Pada tahap kedua (2003 – sekarang), euforia reformasi di jalan raya tampak mulai mereda. Keberhasilan Indonesia menyelenggarakan pemilihan presiden secara langsung, diakui banyak pihak termasuk donor internasional, sebagai sebuah keberhasilan politik anak-anak negeri ini dan menjadi indikasi bahwa reformasi berada di jalur yang dikehendaki. Yang menarik untuk dicermati adalah, bahwa setelah pemilihan presiden dilakukan secara langsung dengan mekanisme yang relatif demokratis, dinamika politik berpindah dari jalan raya, ke dalam ruang-ruang sidang komisi dan paripurna di dalam gedung Senayan dan Istana Merdeka. Kata reformasi, tidak lagi merupakan intimidasi, bahkan mereka yang dulu merupakan bagian dari kekuatan yang pendukung status quo dapat mengidentifikasi diri sebagai tokoh reformasi tanpa perlu di lakukan ”penelitian khusus”. Di satu sisi, secara positif hal ini dapat dilihat sebagai sebuah konsolidasi yang dapat memberi tenaga pada setiap upaya pembaharuan menuju kristalisasi demokrasi. Di sisi lain, secara negatif hal tersebut dapat dilihat sebagai sebuah kompromi yang dapat menjadikan reformasi sebagai gerakan setengah hati yang tidak punya daya dobrak yang dibutuhkan untuk melakukan perubahan.

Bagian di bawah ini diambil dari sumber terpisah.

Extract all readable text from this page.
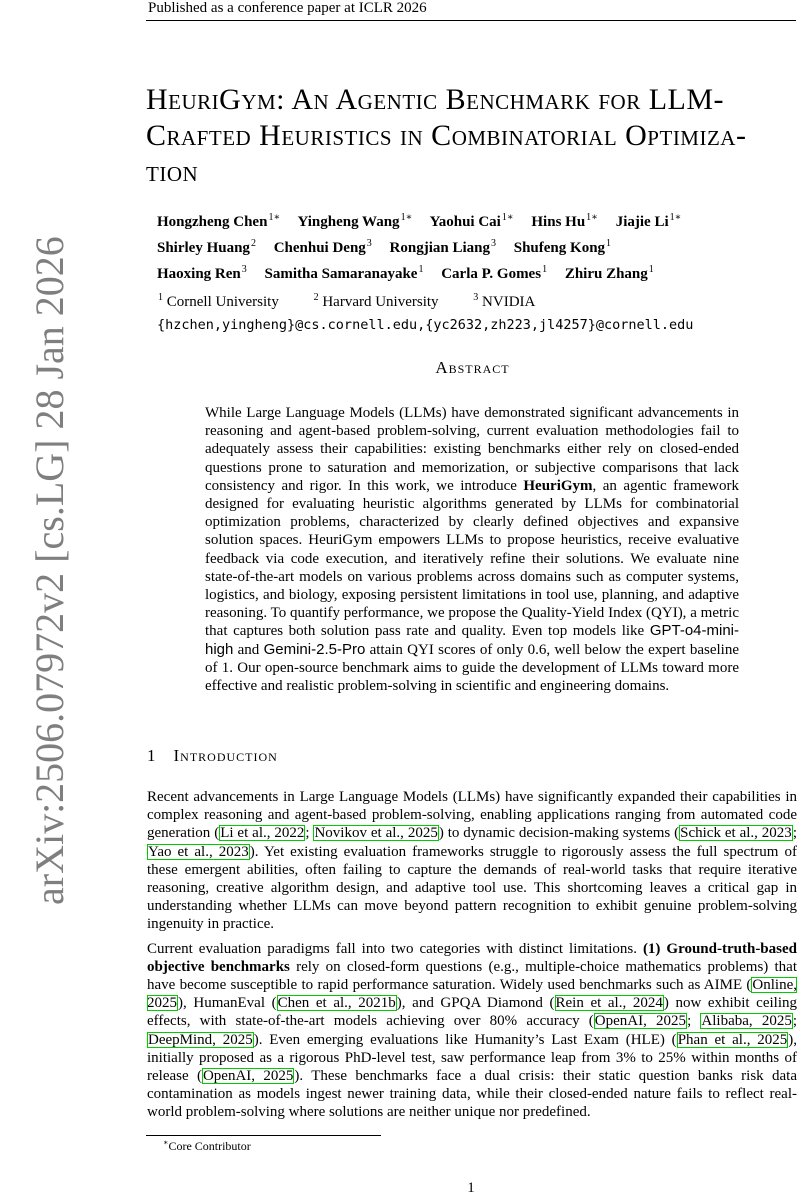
Published as a conference paper at ICLR 2026
arXiv:2506.07972v2 [cs.LG] 28 Jan 2026
HeuriGym: An Agentic Benchmark for LLM-
Crafted Heuristics in Combinatorial Optimiza-
tion
Hongzheng Chen$^{1∗}$ Yingheng Wang$^{1∗}$ Yaohui Cai$^{1∗}$ Hins $Hu^{1∗}$ Jiajie $Li^{1∗}$
Shirley Huang$^2$ Chenhui Deng$^3$ Rongjian Liang$^3$ Shufeng Kong$^1$
Haoxing Ren$^3$ Samitha Samaranayake$^1$ Carla P. Gomes$^1$ Zhiru Zhang$^1$
$^1$ Cornell University	$^2$ Harvard University	$^3$ NVIDIA
{hzchen,yingheng}@cs.cornell.edu,{yc2632,zh223,jl4257}@cornell.edu
Abstract

While Large Language Models (LLMs) have demonstrated significant advancements in reasoning and agent-based problem-solving, current evaluation methodologies fail to adequately assess their capabilities: existing benchmarks either rely on closed-ended questions prone to saturation and memorization, or subjective comparisons that lack consistency and rigor. In this work, we introduce HeuriGym, an agentic framework designed for evaluating heuristic algorithms generated by LLMs for combinatorial optimization problems, characterized by clearly defined objectives and expansive solution spaces. HeuriGym empowers LLMs to propose heuristics, receive evaluative feedback via code execution, and iteratively refine their solutions. We evaluate nine state-of-the-art models on various problems across domains such as computer systems, logistics, and biology, exposing persistent limitations in tool use, planning, and adaptive reasoning. To quantify performance, we propose the Quality-Yield Index (QYI), a metric that captures both solution pass rate and quality. Even top models like GPT-o4-mini-high and Gemini-2.5-Pro attain QYI scores of only 0.6, well below the expert baseline of 1. Our open-source benchmark aims to guide the development of LLMs toward more effective and realistic problem-solving in scientific and engineering domains.

1 Introduction

Recent advancements in Large Language Models (LLMs) have significantly expanded their capabilities in complex reasoning and agent-based problem-solving, enabling applications ranging from automated code generation (Li et al., 2022; Novikov et al., 2025) to dynamic decision-making systems (Schick et al., 2023; Yao et al., 2023). Yet existing evaluation frameworks struggle to rigorously assess the full spectrum of these emergent abilities, often failing to capture the demands of real-world tasks that require iterative reasoning, creative algorithm design, and adaptive tool use. This shortcoming leaves a critical gap in understanding whether LLMs can move beyond pattern recognition to exhibit genuine problem-solving ingenuity in practice.

Current evaluation paradigms fall into two categories with distinct limitations. (1) Ground-truth-based objective benchmarks rely on closed-form questions (e.g., multiple-choice mathematics problems) that have become susceptible to rapid performance saturation. Widely used benchmarks such as AIME (Online, 2025), HumanEval (Chen et al., 2021b), and GPQA Diamond (Rein et al., 2024) now exhibit ceiling effects, with state-of-the-art models achieving over 80% accuracy (OpenAI, 2025; Alibaba, 2025; DeepMind, 2025). Even emerging evaluations like Humanity’s Last Exam (HLE) (Phan et al., 2025), initially proposed as a rigorous PhD-level test, saw performance leap from 3% to 25% within months of release (OpenAI, 2025). These benchmarks face a dual crisis: their static question banks risk data contamination as models ingest newer training data, while their closed-ended nature fails to reflect real-world problem-solving where solutions are neither unique nor predefined.

∗Core Contributor
1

Terlepas dari apa yang baru dikemukakan, saat ini setiap orang dapat menjadi saksi tentang apa yang sedang terjadi di negeri ini. Dalam bidang hukum, Undang-Undang Dasar 1945 sudah mengalami revisi, puluhan undang-undang berhasil diberlakukan dari yang mengatur soal otonomi sampai masalah pornografi dan pornoaksi. Bidang ekonomi, khususnya sektor riil, bergerak amat perlahan jika tidak ingin bicara soal kebangkrutan karena rendahnya daya beli masyarakat dan semakin berlipatnya jumlah pengangguran. Konsep NKRI dihadapkan pada berbagai tantangan, baik yang berasal dari luar maupun dari dalam. Lepasnya provinsi ke-27 Timor Timur melalui referendum, begitu pula Gerakan Aceh Merdeka yang dapat memaksa Jakarta untuk duduk bersama di Helsinki, serta masalah Papua yang tidak menerima konsep otonomi ala Jakarta. Terakhir negeri ini dihadapkan pada banyak bencana, dari mulai Alor, Nabire, Aceh, Nias, Jogya dan terakhir di pantai selatan Jawa, khususnya Pangandaran. Semua itu seolah mau mengatakan, bahwa keberhasilan mewujudkan proses demokrasi dalam memilih presiden barulah permulaan. Proses demokratisasi tidak hidup untuk dirinya sendiri, namun masih harus diuji melalui kemampuannya untuk menjamin dan memberi perlindungan terhadap hak-hak konstitusional setiap warga negara. Pertanyaannya, langkah-langkah apa yang harus dilakukan agar proses demokratisasi yang selama ini dilakukan bermuara pada apa yang dicita-citakan?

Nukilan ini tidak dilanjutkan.